From a bad customer service experience, independent musician Dave Carroll learned valuable lessons that apply to independent community pharmacists.

In 2008, independent musician Dave Carroll boarded a United Airlines plane heading to Chicago, Illinois, from Halifax, Nova Scotia, while traveling to Nebraska with his band, Sons of Maxwell.

“We landed and were waiting to get off the plane when this woman sitting behind us said ‘They’re throwing guitars outside!’” he recounted at the National Community Pharmacists Association Annual Convention on October 20, 2014, in Austin, Texas.

The guitars belonged to Carroll and his band, which told 3 flight attendants how the instruments were being handled. The flight attendants ignored their concerns, insisting that the guitars were not their problem.

When the band arrived at their show in Nebraska the next day, Carroll found that his Taylor guitar was severely damaged. After the show, he opened a claim with the airline. After 9 months of calling 1-800 numbers, chasing different customer service representatives, and receiving rejections to his claims, Carroll was frustrated.

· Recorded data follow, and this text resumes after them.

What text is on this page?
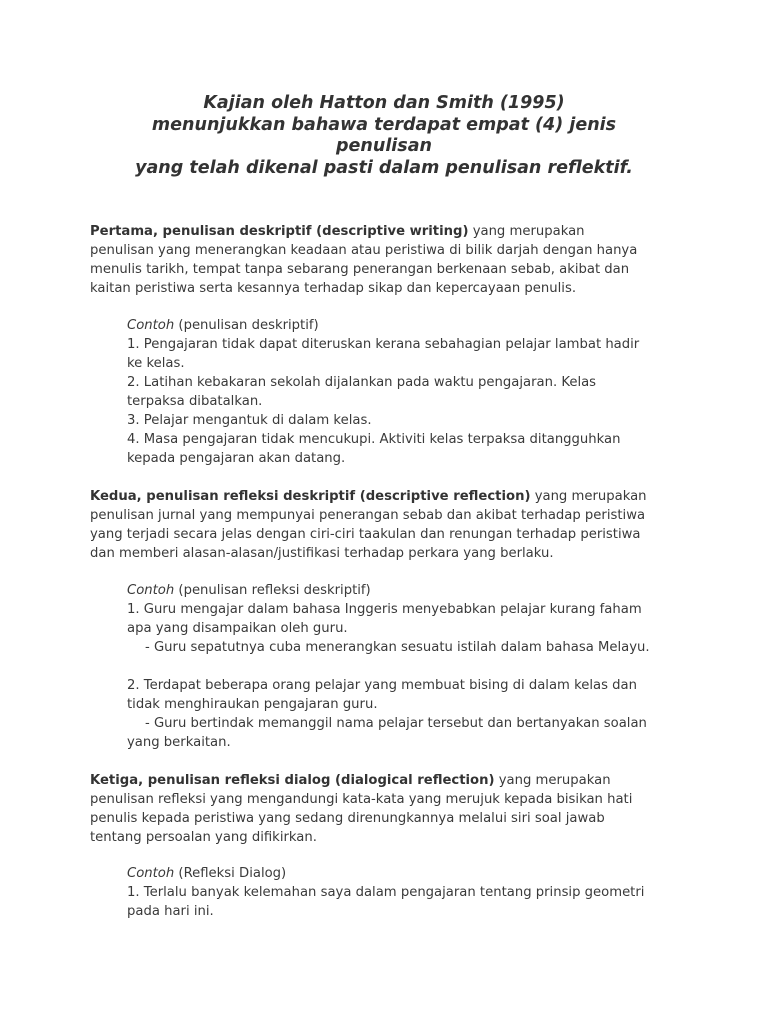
Kajian oleh Hatton dan Smith (1995)
menunjukkan bahawa terdapat empat (4) jenis
penulisan
yang telah dikenal pasti dalam penulisan reflektif.
Pertama, penulisan deskriptif (descriptive writing) yang merupakan
penulisan yang menerangkan keadaan atau peristiwa di bilik darjah dengan hanya
menulis tarikh, tempat tanpa sebarang penerangan berkenaan sebab, akibat dan
kaitan peristiwa serta kesannya terhadap sikap dan kepercayaan penulis.
Contoh (penulisan deskriptif)
1. Pengajaran tidak dapat diteruskan kerana sebahagian pelajar lambat hadir
ke kelas.
2. Latihan kebakaran sekolah dijalankan pada waktu pengajaran. Kelas
terpaksa dibatalkan.
3. Pelajar mengantuk di dalam kelas.
4. Masa pengajaran tidak mencukupi. Aktiviti kelas terpaksa ditangguhkan
kepada pengajaran akan datang.
Kedua, penulisan refleksi deskriptif (descriptive reflection) yang merupakan
penulisan jurnal yang mempunyai penerangan sebab dan akibat terhadap peristiwa
yang terjadi secara jelas dengan ciri-ciri taakulan dan renungan terhadap peristiwa
dan memberi alasan-alasan/justifikasi terhadap perkara yang berlaku.
Contoh (penulisan refleksi deskriptif)
1. Guru mengajar dalam bahasa Inggeris menyebabkan pelajar kurang faham
apa yang disampaikan oleh guru.
- Guru sepatutnya cuba menerangkan sesuatu istilah dalam bahasa Melayu.
2. Terdapat beberapa orang pelajar yang membuat bising di dalam kelas dan
tidak menghiraukan pengajaran guru.
- Guru bertindak memanggil nama pelajar tersebut dan bertanyakan soalan
yang berkaitan.
Ketiga, penulisan refleksi dialog (dialogical reflection) yang merupakan
penulisan refleksi yang mengandungi kata-kata yang merujuk kepada bisikan hati
penulis kepada peristiwa yang sedang direnungkannya melalui siri soal jawab
tentang persoalan yang difikirkan.
Contoh (Refleksi Dialog)
1. Terlalu banyak kelemahan saya dalam pengajaran tentang prinsip geometri
pada hari ini.
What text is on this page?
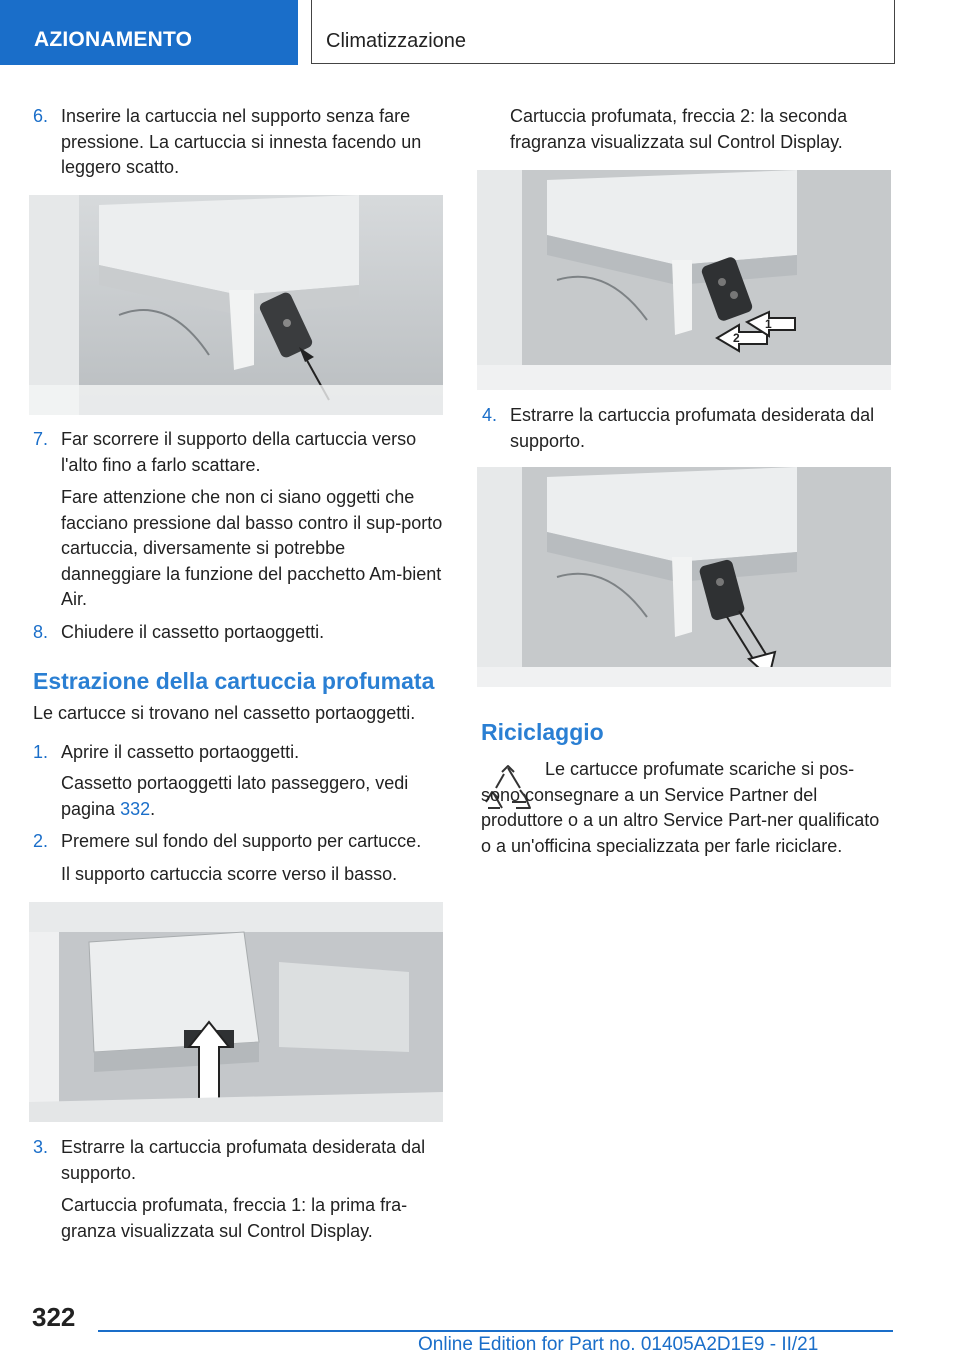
AZIONAMENTO	Climatizzazione
6. Inserire la cartuccia nel supporto senza fare pressione. La cartuccia si innesta facendo un leggero scatto.
7. Far scorrere il supporto della cartuccia verso l'alto fino a farlo scattare.

Fare attenzione che non ci siano oggetti che facciano pressione dal basso contro il sup-porto cartuccia, diversamente si potrebbe danneggiare la funzione del pacchetto Am-bient Air.

8. Chiudere il cassetto portaoggetti.
Estrazione della cartuccia profumata

Le cartucce si trovano nel cassetto portaoggetti.

1. Aprire il cassetto portaoggetti.

Cassetto portaoggetti lato passeggero, vedi pagina 332.

2. Premere sul fondo del supporto per cartucce.

Il supporto cartuccia scorre verso il basso.

3. Estrarre la cartuccia profumata desiderata dal supporto.

Cartuccia profumata, freccia 1: la prima fra-granza visualizzata sul Control Display.

Cartuccia profumata, freccia 2: la seconda fragranza visualizzata sul Control Display.

2
1
4. Estrarre la cartuccia profumata desiderata dal supporto.
Riciclaggio

Le cartucce profumate scariche si pos-sono consegnare a un Service Partner del produttore o a un altro Service Part-ner qualificato o a un'officina specializzata per farle riciclare.

322
Online Edition for Part no. 01405A2D1E9 - II/21
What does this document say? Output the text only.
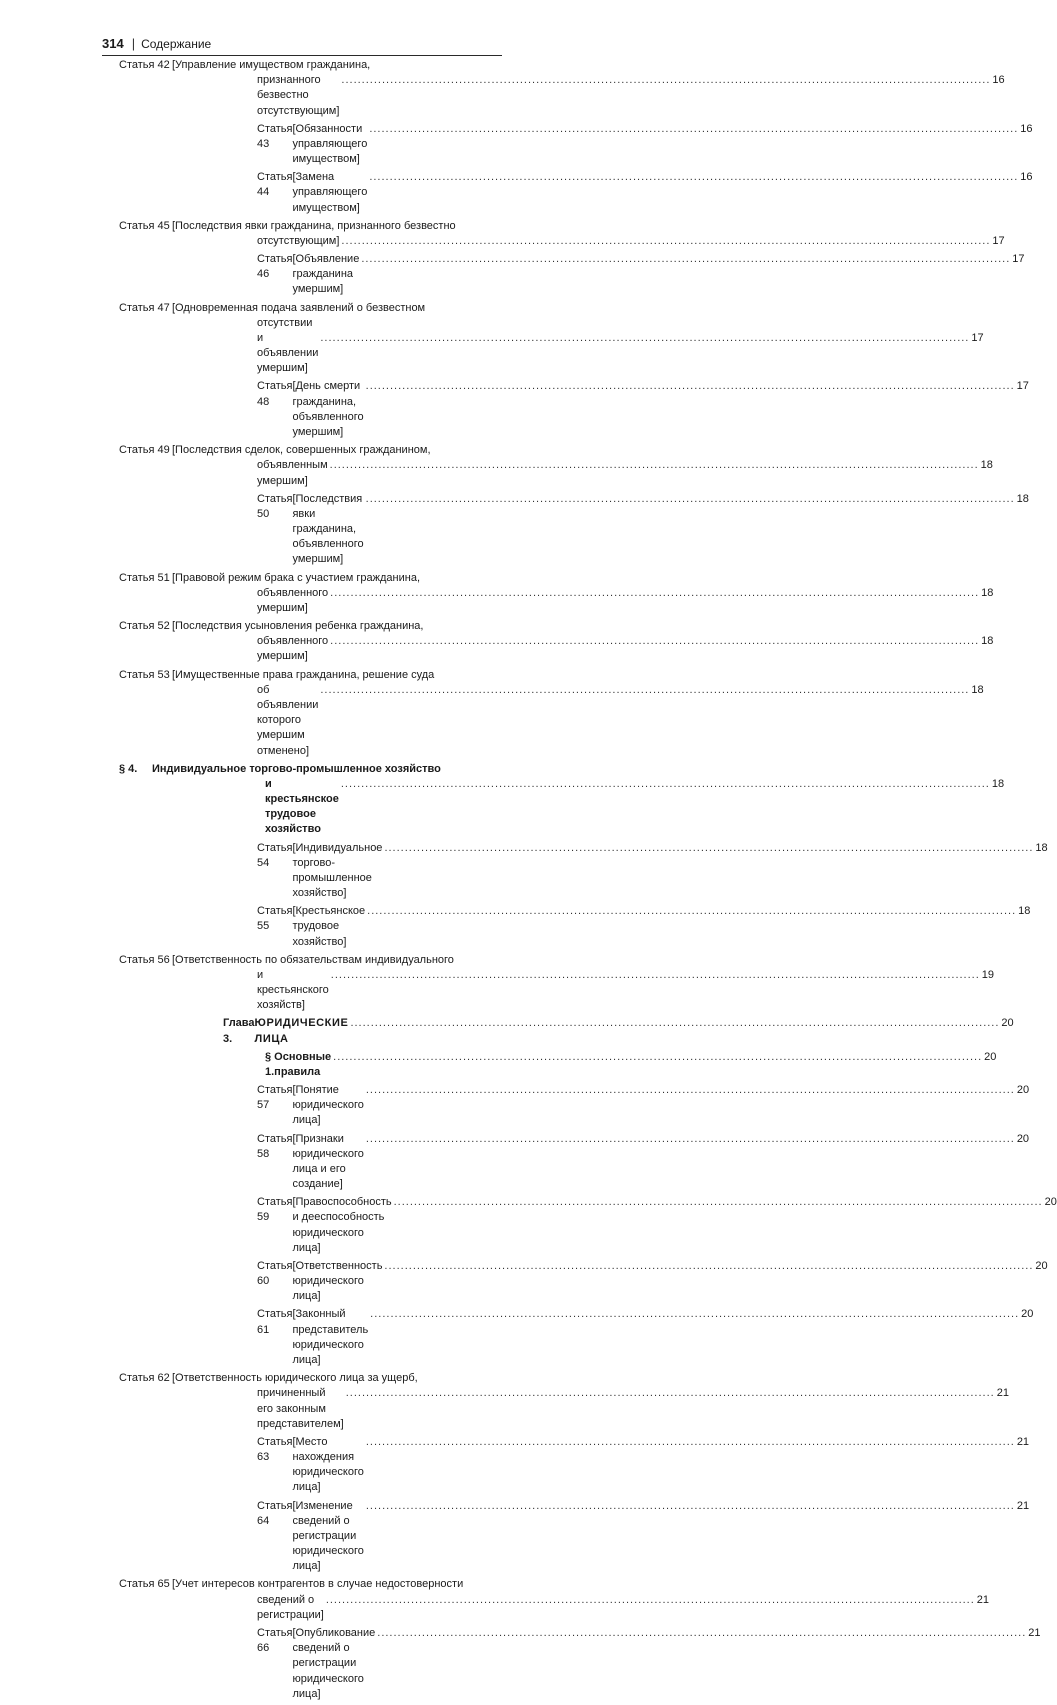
314 | Содержание
Статья 42 [Управление имуществом гражданина,
признанного безвестно отсутствующим]
.....
16
Статья 43
[Обязанности управляющего имуществом]
.....
16
Статья 44
[Замена управляющего имуществом]
.....
16
Статья 45 [Последствия явки гражданина, признанного безвестно
отсутствующим]
.....	17
Статья 46
[Объявление гражданина умершим]
.....
17
Статья 47 [Одновременная подача заявлений о безвестном отсутствии
и объявлении умершим]
.....
17
Статья 48
[День смерти гражданина, объявленного умершим]
.....
17
Статья 49 [Последствия сделок, совершенных гражданином,
объявленным умершим]
.....
18
Статья 50
[Последствия явки гражданина, объявленного умершим]
.....
18
Статья 51 [Правовой режим брака с участием гражданина,
объявленного умершим]
.....
18
Статья 52 [Последствия усыновления ребенка гражданина,
объявленного умершим]
.....
18
Статья 53 [Имущественные права гражданина, решение суда
об объявлении которого умершим отменено]
.....
18
§ 4. Индивидуальное торгово-промышленное хозяйство
и крестьянское трудовое хозяйство
.....
18
Статья 54
[Индивидуальное торгово-промышленное хозяйство]
.....
18
Статья 55
[Крестьянское трудовое хозяйство]
.....
18
Статья 56 [Ответственность по обязательствам индивидуального
и крестьянского хозяйств]
.....
19
Глава 3.
ЮРИДИЧЕСКИЕ ЛИЦА
.....
20
§ 1.
Основные правила
.....
20
Статья 57
[Понятие юридического лица]
.....
20
Статья 58
[Признаки юридического лица и его создание]
.....
20
Статья 59
[Правоспособность и дееспособность юридического лица]
.....
20
Статья 60
[Ответственность юридического лица]
.....
20
Статья 61
[Законный представитель юридического лица]
.....
20
Статья 62 [Ответственность юридического лица за ущерб,
причиненный его законным представителем]
.....
21
Статья 63
[Место нахождения юридического лица]
.....
21
Статья 64
[Изменение сведений о регистрации юридического лица]
.....
21
Статья 65 [Учет интересов контрагентов в случае недостоверности
сведений о регистрации]
.....
21
Статья 66
[Опубликование сведений о регистрации юридического лица]
.....
21
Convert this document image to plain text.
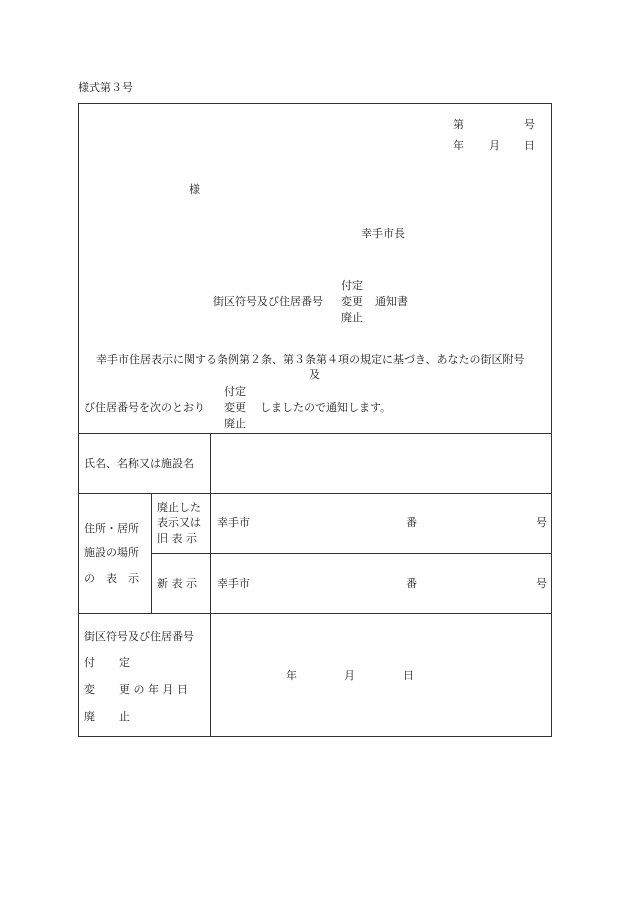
様式第３号
第	号
年 月 日
様
幸手市長
付定
街区符号及び住居番号 変更 通知書
廃止
幸手市住居表示に関する条例第２条、第３条第４項の規定に基づき、あなたの街区附号
及
付定
び住居番号を次のとおり 変更 しましたので通知します。
廃止
氏名、名称又は施設名
住所・居所
施設の場所
の　表　示
廃止した
表示又は
旧 表 示
幸手市	番	号
新 表 示 幸手市	番	号
街区符号及び住居番号
付 定
変 更 の 年 月 日
廃 止
年	月	日
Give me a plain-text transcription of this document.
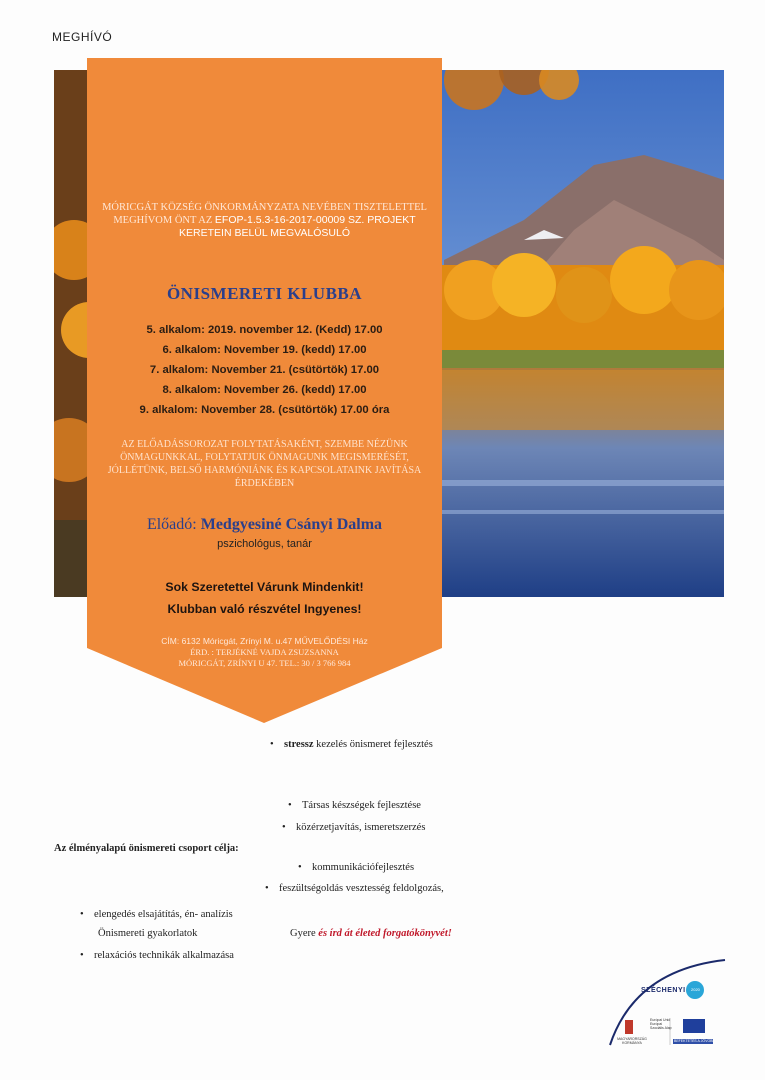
MEGHÍVÓ
MÓRICGÁT KÖZSÉG ÖNKORMÁNYZATA NEVÉBEN TISZTELETTEL MEGHÍVOM ÖNT AZ EFOP-1.5.3-16-2017-00009 SZ. PROJEKT KERETEIN BELÜL MEGVALÓSULÓ
ÖNISMERETI KLUBBA
5. alkalom: 2019. november 12. (Kedd) 17.00
6. alkalom: November 19. (kedd) 17.00
7. alkalom: November 21. (csütörtök) 17.00
8. alkalom: November 26. (kedd) 17.00
9. alkalom: November 28. (csütörtök) 17.00 óra
AZ ELŐADÁSSOROZAT FOLYTATÁSAKÉNT, SZEMBE NÉZÜNK ÖNMAGUNKKAL, FOLYTATJUK ÖNMAGUNK MEGISMERÉSÉT, JÓLLÉTÜNK, BELSŐ HARMÓNIÁNK ÉS KAPCSOLATAINK JAVÍTÁSA ÉRDEKÉBEN
Előadó: Medgyesiné Csányi Dalma
pszichológus, tanár
Sok Szeretettel Várunk Mindenkit!
Klubban való részvétel Ingyenes!
CÍM: 6132 Móricgát, Zrínyi M. u.47 MŰVELŐDÉSI Ház
ÉRD. : TERJÉKNÉ VAJDA ZSUZSANNA
MÓRICGÁT, ZRÍNYI U 47. TEL.: 30 / 3 766 984
• stressz kezelés önismeret fejlesztés
• Társas készségek fejlesztése
• közérzetjavítás, ismeretszerzés
Az élményalapú önismereti csoport célja:
• kommunikációfejlesztés
• feszültségoldás vesztesség feldolgozás,
• elengedés elsajátítás, én- analízis
Önismereti gyakorlatok	Gyere és írd át életed forgatókönyvét!
• relaxációs technikák alkalmazása
SZÉCHENYI 2020
Európai Unió Európai Szociális Alap
MAGYARORSZÁG KORMÁNYA	BEFEKTETÉS A JÖVŐBE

“After navigating a customer service maze, this woman informed me over email that the airline was not responsible for the damages because I didn’t open the claim within 24 hours of the flight,” Carroll said. “I told her that I wasn’t a lawyer, but that I did have other tools.”

He promised the representative that he would write 3 songs and create 3 music videos about the incident. Committed to his word, Carroll set out to write the first song, and with the help of his friends in the business, he recorded the song and filmed a music video. He uploaded the video to YouTube without any other social media strategy in place.

The video was called “United Breaks Guitars” and, by the next day, it had gone viral.

“I did an interview with a radio station and it essentially started a media frenzy,” Carroll said.

Over the next few months, he did interviews with newspapers, radio stations, and television shows. The video was the most watched music video for July 2009.

“Most of the media framed this as a story of the little guy taking a stand against the big corporations, but I don’t see it like that,” Carroll said. “My whole experience with this has been like an onion unraveling in terms of what it could mean.”

From the experience, Carroll learned valuable lessons about story telling, branding, and customer service—lessons that apply to independent community pharmacists, he said. While Taylor guitars saw the video as an opportunity, United did little to use the publicity to its benefit.

“You shouldn’t fear social media, but see it as an opportunity to connect with your customers,” Carroll said. “Tell your story and engage with your patients.”

His experience also represents the importance of independent business, he said.

“Larger companies are often limited by their volume, but every customer is statistically significant,” Carroll explained. “You are perfectly poised to deliver exceptional customer experience. You can make every patient that comes into your pharmacy feel important.”